When I asked Dr. Jim Anderson of Blue Elephant Consulting whether it’s better to hustle for a promotion where you are or to find a higher-level job elsewhere, he said:
Of course the answer is to do both: look for outside opportunities while pursuing “moving up the ladder” opportunities within the company. In order to be successful either way, you’re going to have to be able to clearly show that you know how to communicate.
Having good technical knowledge is part of any IT job, but in order for rank-and-file IT workers to move up, they need to be able to convince an interviewer or their management that they have what it takes to lead people — and that always seems to come back to communication.
Here are some specific things Dr. Anderson says you should do to improve your communications skills:
- Join Toastmasters — there’s a club everywhere.
- Offer to run the meeting that nobody else wants to run, let alone attend. Then turn it into a productive meeting.
- Find ways to collect IT success stories and publicize them. IT is always doing a lot of good things, we just never have the time to talk about it.
- Find ways to reach out to other departments — start a lunchtime brown-bag session where you explain the trends in IT (“cloud computing”, the RSA break in, etc.).
- Actually use the blog system that your company set up to write interesting blogs that other departments actually want to read.
- By showing that you know your IT stuff and can clearly communicate it to others, you will rise above everyone else in IT who just wants to talk tech. This is what gets you noticed, and thats how you get promoted (or find that “one level up” job).
Miguel Valdés-Faura, CEO (and founder) of France-based open source software company BonitaSoft, suggests that even before you’re ready to advance into management, you should think about the skills you’ll neeed and how to acquire them. Specifically, he says:
The most tried-and-true approach for advancing in the IT field is to take a developer/engineer position in which you’ll be able to work with a capable, intelligent team to hone your skills on a particular subset of IT.

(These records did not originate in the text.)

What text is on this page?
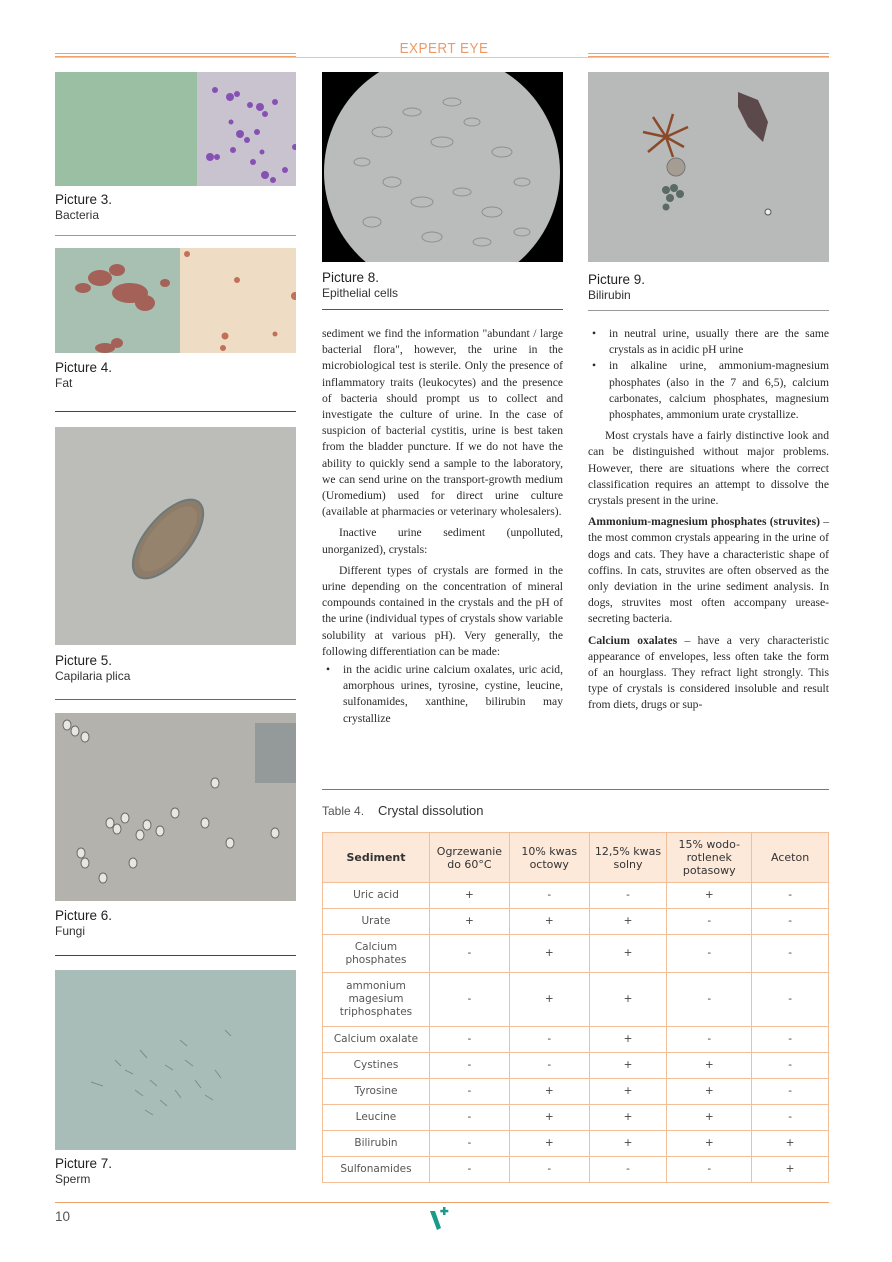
EXPERT EYE
Picture 3.
Bacteria
Picture 4.
Fat
Picture 5.
Capilaria plica
Picture 6.
Fungi
Picture 7.
Sperm
Picture 8.
Epithelial cells
Picture 9.
Bilirubin

sediment we find the information "abundant / large bacterial flora", however, the urine in the microbiological test is sterile. Only the presence of inflammatory traits (leukocytes) and the presence of bacteria should prompt us to collect and investigate the culture of urine. In the case of suspicion of bacterial cystitis, urine is best taken from the bladder puncture. If we do not have the ability to quickly send a sample to the laboratory, we can send urine on the transport-growth medium (Uromedium) used for direct urine culture (available at pharmacies or veterinary wholesalers).

Inactive urine sediment (unpolluted, unorganized), crystals:

Different types of crystals are formed in the urine depending on the concentration of mineral compounds contained in the crystals and the pH of the urine (individual types of crystals show variable solubility at various pH). Very generally, the following differentiation can be made:

• in the acidic urine calcium oxalates, uric acid, amorphous urines, tyrosine, cystine, leucine, sulfonamides, xanthine, bilirubin may crystallize
• in neutral urine, usually there are the same crystals as in acidic pH urine
• in alkaline urine, ammonium-magnesium phosphates (also in the 7 and 6,5), calcium carbonates, calcium phosphates, magnesium phosphates, ammonium urate crystallize.

Most crystals have a fairly distinctive look and can be distinguished without major problems. However, there are situations where the correct classification requires an attempt to dissolve the crystals present in the urine.

Ammonium-magnesium phosphates (struvites) – the most common crystals appearing in the urine of dogs and cats. They have a characteristic shape of coffins. In cats, struvites are often observed as the only deviation in the urine sediment analysis. In dogs, struvites most often accompany urease-secreting bacteria.

Calcium oxalates – have a very characteristic appearance of envelopes, less often take the form of an hourglass. They refract light strongly. This type of crystals is considered insoluble and result from diets, drugs or sup-

Table 4. Crystal dissolution
Sediment	Ogrzewanie do 60°C	10% kwas octowy	12,5% kwas solny	15% wodo-rotlenek potasowy	Aceton
Uric acid	+	-	-	+	-
Urate	+	+	+	-	-
Calcium phosphates	-	+	+	-	-
ammonium magesium triphosphates	-	+	+	-	-
Calcium oxalate	-	-	+	-	-
Cystines	-	-	+	+	-
Tyrosine	-	+	+	+	-
Leucine	-	+	+	+	-
Bilirubin	-	+	+	+	+
Sulfonamides	-	-	-	-	+
10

This can be done at a start-up or a Fortune 500 company; it doesn’t matter, provided that you’re given the opportunity to be a sponge and soak up as much as you can from more experienced practitioners as you seek to establish a niche of your own.
Note that Miguel has followed his own advice. He worked for European software giant Bull for a number of years, then started his own company.
Chad Smith, IT manager for Braincells Inc., says:
- As an employee on the technical track (anything below IT Manager), you should be able to get one promotion to the next technical tier, even if it doesn’t exist at the company. This is how titles such as “systems architect” usually come into being.
Moving up the ladder through several positions (from help desk to architect or whatever) is extremely difficult to accomplish at one company, unless you plan on staying there for 15 years. After the first promotion, any further promotions seem to take much more time to achieve.
I also believe you can break into entry level management from the technical track at almost any company, but don’t expect to go much higher than that. You will advance your career faster by moving to another company at the same level or one above, stay through the first promotion, then look elsewhere again.
I’ve held every title from Jr. Sysadmin to IT Director, and in 18 years I’ve never seen an individual rise from entry level through to executive management at the same company. At some point you reach the glass ceiling and have to change companies to continue moving up.